Inspection methods in the dairy industry
Milk truck inspections are typically done with the naked eye only. This requires a person to enter into a confined space involving potential safety and health hazards. It is also a time-consuming process, which means trucks are out of service for several hours.
What our client wanted
The client had no regular inspection or maintenance schedule in place for these assets. Inspections were carried out only if there was a suspicion of damage or contamination. By deploying our robotic platform for preventative asset inspection, the client was looking to boost safety, minimise cross-contamination risks, as well as saving precious hours on inspection time.
Gilles: ‘We had extensive experience working for the company using our robotic platform to inspect their processing equipment. However, it was a first for us to deploy our robot to inspect milk trucks! So, first and foremost, we needed to provide our client with a proof-of-concept: showing that we would be able to capture and localise even sub-millimetre defects in this new environment.’
What we did
First, Invert Robotics conducted a successful live test on one mono-cylindrical cistern truck and one compartmented one. After validating our proof-of-concept, we were asked to inspect a number of cistern trucks consecutively.
To ensure that the trucks were off the road for as short a period of time as possible, we put in place a precise planning. Each truck got a 2-hour slot during which we lowered our V-1800 robot into the cistern and manoeuvred it remotely over its surface while using the robotic platform’s visual inspection camera.
Real-time screening of inspection results also ensured immediate action could be taken if called for. The client passed the inspection with flying colours, so no repairs were needed and the trucks were back on the road fast.
What we didn’t do
Gilles: ‘A major benefit of using a robot, is that it can crawl over the vessel surface without in any way impacting or even scratching that same surface. And, importantly, the robot is able to capture any signs of degradation and localise all defects: however small.’

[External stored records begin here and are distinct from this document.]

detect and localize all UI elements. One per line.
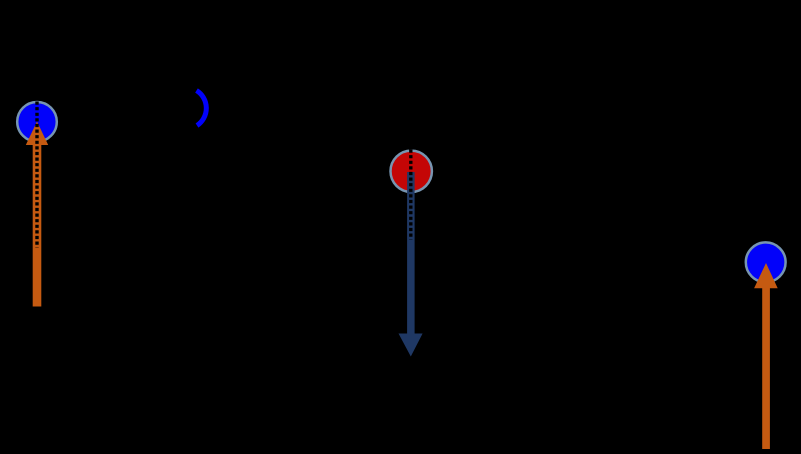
charge sphere q3 (blue, right) — [746, 242, 786, 282]
dotted centerline through q1 — [35, 102, 38, 248]
charge sphere q1 (blue, top-left) — [17, 102, 57, 142]
dotted centerline through q2 — [409, 150, 412, 240]
charge sphere q2 (red, centre) — [391, 151, 432, 192]
force arrow F1 (orange, pointing up into q1) — [26, 122, 48, 307]
force arrow F2 (navy, pointing down from q2) — [399, 172, 423, 357]
blue ink arc annotation — [197, 91, 207, 126]
force arrow F3 (orange, pointing up into q3) — [754, 263, 778, 449]
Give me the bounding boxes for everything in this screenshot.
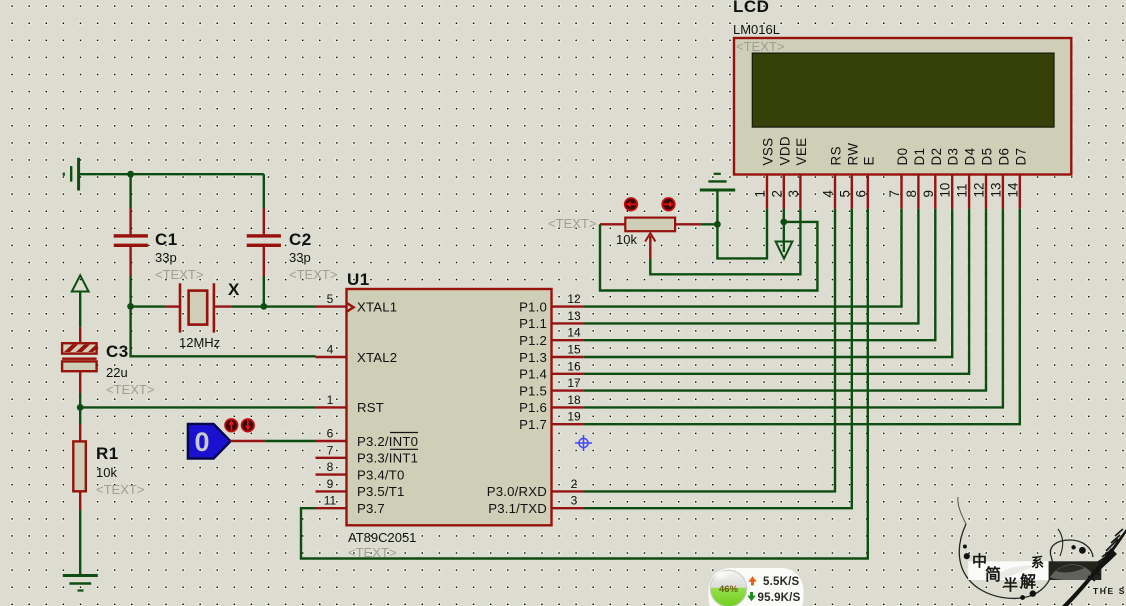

‘However, the steep curvature of milk trucks makes it impossible for the robot to actually climb up the cisterns’ sides. So, understandably, our client was somewhat worried if the robot would be able to see and accurately pinpoint all contamination and defects.’
‘By fine-tuning the 30x optical zoom camera we were able to capture sub-millimetre defects even in those areas of the vessel where the robot could not manoeuvre. Thanks to the robot’s precise mapping feature, it was easy to check if the crawler had inspected the entire surface.’
What we did next
‘The client was so pleased with the comprehensive inspection results and the speed at which we completed all inspections, that they now want to plan inspections at regular intervals.’
‘And for us here at Invert Robotics: it was an exciting learning experience, having not used our robotic platform for this type of inspection before. It was great to see that – once again – our technology delivers on its promise of safer, better and faster asset inspections,’ Gilles concludes.